Biglaw Firm Sees Noteworthy 26.09% Decline in Profits per Equity Partner in 2023

In the increasingly volatile legal market, big law firms are often closely watched barometers of industry health. Traditionally, profitability has been a key performance indicator for these firms, particularly profits per equity partner, or PEP. It appears that one of the Biglaw top 100 has experienced a noteworthy decline in this critical metric.

Specific data collected by American Lawyer points to a Biglaw firm that has experienced a significant decrease in PEP. The firm, which has not been publicly named, saw a surprising dip of 26.09% in its PEP for the year 2023. This substantial drop could indicate a range of internal or market challenges facing the firm. It could range from a declining stream of high-ticket litigations, increasing overhead costs, or perhaps an expansion into less profitable market areas.

Profitability slumps like this often trigger a deeper internal review to identify and address the factors causing the decline. However, it’s also worth noting that PEP isn’t necessarily a comprehensive measure of a law firm’s overall financial health. Factors such as revenue per lawyer, compensation–all partners, and the equity partner ratio can offer a fuller picture. The firm might be investing in new areas of law or technology, costing more in the short term but leading to future profitability.

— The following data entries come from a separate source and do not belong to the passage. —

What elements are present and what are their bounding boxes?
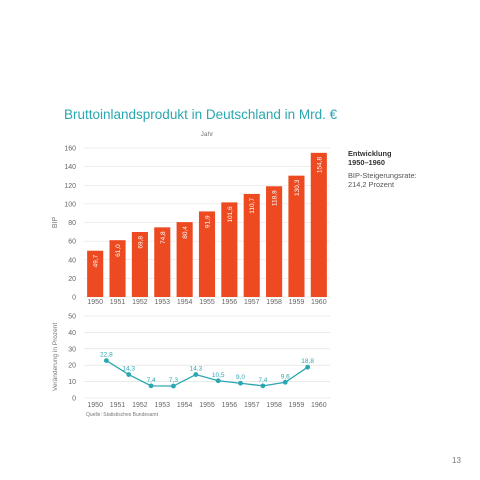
bar-x-tick-label: 1951 [110, 299, 126, 306]
bar-data-label: 110,7 [249, 198, 256, 214]
bar-y-tick-label: 40 [68, 257, 76, 264]
bar-y-axis-label: BIP [52, 217, 59, 229]
bar-data-label: 91,9 [205, 215, 212, 228]
bar-data-label: 101,6 [227, 206, 234, 223]
bar-x-tick-label: 1958 [266, 299, 282, 306]
line-point [282, 379, 288, 385]
line-x-tick-label: 1952 [132, 402, 148, 409]
bar-data-label: 154,8 [316, 156, 323, 173]
line-x-tick-label: 1960 [311, 402, 327, 409]
bar-x-tick-label: 1955 [199, 299, 215, 306]
side-note: Entwicklung 1950–1960 BIP-Steigerungsrat… [348, 149, 417, 189]
bar [221, 202, 238, 297]
bar-x-tick-label: 1959 [289, 299, 305, 306]
bar-y-tick-label: 0 [72, 295, 76, 302]
line-x-tick-label: 1950 [87, 402, 103, 409]
bar [131, 231, 148, 297]
page-number: 13 [452, 456, 461, 465]
line-data-label: 7,4 [147, 377, 156, 384]
line-point [126, 372, 132, 377]
line-x-tick-label: 1955 [199, 402, 215, 409]
page-title: Bruttoinlandsprodukt in Deutschland in M… [64, 107, 338, 122]
line-y-tick-label: 0 [72, 396, 76, 403]
bar-x-axis-label: Jahr [201, 131, 214, 138]
source-note: Quelle: Statistisches Bundesamt [86, 412, 158, 418]
bar [87, 250, 104, 297]
line-point [148, 383, 154, 389]
bar-y-tick-label: 120 [64, 183, 76, 190]
bar [288, 175, 305, 297]
bar-data-label: 80,4 [182, 226, 189, 239]
line-data-label: 18,8 [301, 358, 314, 365]
line-data-label: 7,4 [258, 377, 267, 384]
bar-data-label: 49,7 [93, 254, 100, 267]
note-heading-line1: Entwicklung [348, 149, 392, 158]
bar-y-tick-label: 140 [64, 164, 76, 171]
bar-data-label: 69,8 [137, 236, 144, 249]
line-point [215, 378, 221, 384]
bar [198, 211, 216, 297]
line-point [171, 383, 176, 389]
series-line [106, 360, 308, 387]
line-data-label: 10,5 [212, 372, 225, 379]
bar-x-tick-label: 1954 [177, 299, 193, 306]
line-y-axis-label: Veränderung in Prozent [52, 323, 59, 391]
line-y-tick-label: 30 [68, 346, 76, 353]
bar-x-tick-label: 1960 [311, 299, 327, 306]
bar [109, 240, 126, 297]
line-data-label: 7,3 [169, 377, 178, 384]
bar [310, 152, 327, 297]
line-point [193, 372, 199, 377]
note-text-line2: 214,2 Prozent [348, 180, 395, 189]
line-x-tick-label: 1953 [154, 402, 170, 409]
line-data-label: 14,3 [122, 366, 135, 373]
line-x-tick-label: 1956 [222, 402, 238, 409]
line-x-tick-label: 1959 [289, 402, 305, 409]
bar-x-tick-label: 1957 [244, 299, 260, 306]
line-x-tick-label: 1957 [244, 402, 260, 409]
bar-data-label: 130,3 [294, 179, 301, 196]
bar-x-tick-label: 1953 [154, 299, 170, 306]
note-heading-line2: 1950–1960 [348, 158, 385, 167]
line-data-label: 22,8 [100, 352, 113, 359]
line-data-label: 9,6 [281, 373, 290, 380]
bar [243, 193, 260, 297]
bar-y-tick-label: 20 [68, 276, 76, 283]
line-x-tick-label: 1954 [177, 402, 193, 409]
bar-y-tick-label: 100 [64, 201, 76, 208]
line-point [305, 364, 311, 370]
line-y-tick-label: 40 [68, 330, 76, 337]
bar-x-tick-label: 1956 [222, 299, 238, 306]
line-point [238, 380, 243, 386]
note-text-line1: BIP-Steigerungsrate: [348, 171, 417, 180]
bar [266, 186, 283, 297]
bar-y-tick-label: 80 [68, 220, 76, 227]
line-data-label: 9,0 [236, 374, 245, 381]
bar-x-tick-label: 1952 [132, 299, 148, 306]
line-data-label: 14,3 [189, 366, 202, 373]
line-point [260, 383, 266, 389]
bar-data-label: 74,8 [160, 231, 167, 244]
line-x-tick-label: 1958 [266, 402, 282, 409]
line-x-tick-label: 1951 [110, 402, 126, 409]
bar-x-tick-label: 1950 [87, 299, 103, 306]
bar-data-label: 118,9 [272, 190, 279, 206]
line-y-tick-label: 10 [68, 379, 76, 386]
bar-y-tick-label: 60 [68, 239, 76, 246]
line-y-tick-label: 50 [68, 314, 76, 321]
bar-data-label: 61,0 [115, 244, 122, 257]
bar [154, 227, 171, 297]
bar-y-tick-label: 160 [64, 146, 76, 153]
line-y-tick-label: 20 [68, 363, 76, 370]
bar [176, 222, 193, 297]
line-point [103, 358, 109, 364]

Nonetheless, in the eyes of many in the legal industry, these figures represent an essential aspect of a firm’s prestige and attractiveness to potential partners. Notably, a consistently declining PEP could lead to an exodus of top talent seeking greener pastures. That said, it will be worth monitoring how this unnamed Biglaw firm aims to improve their profitability in the coming years.

The entire American Lawyer metrics breakdown can be found here.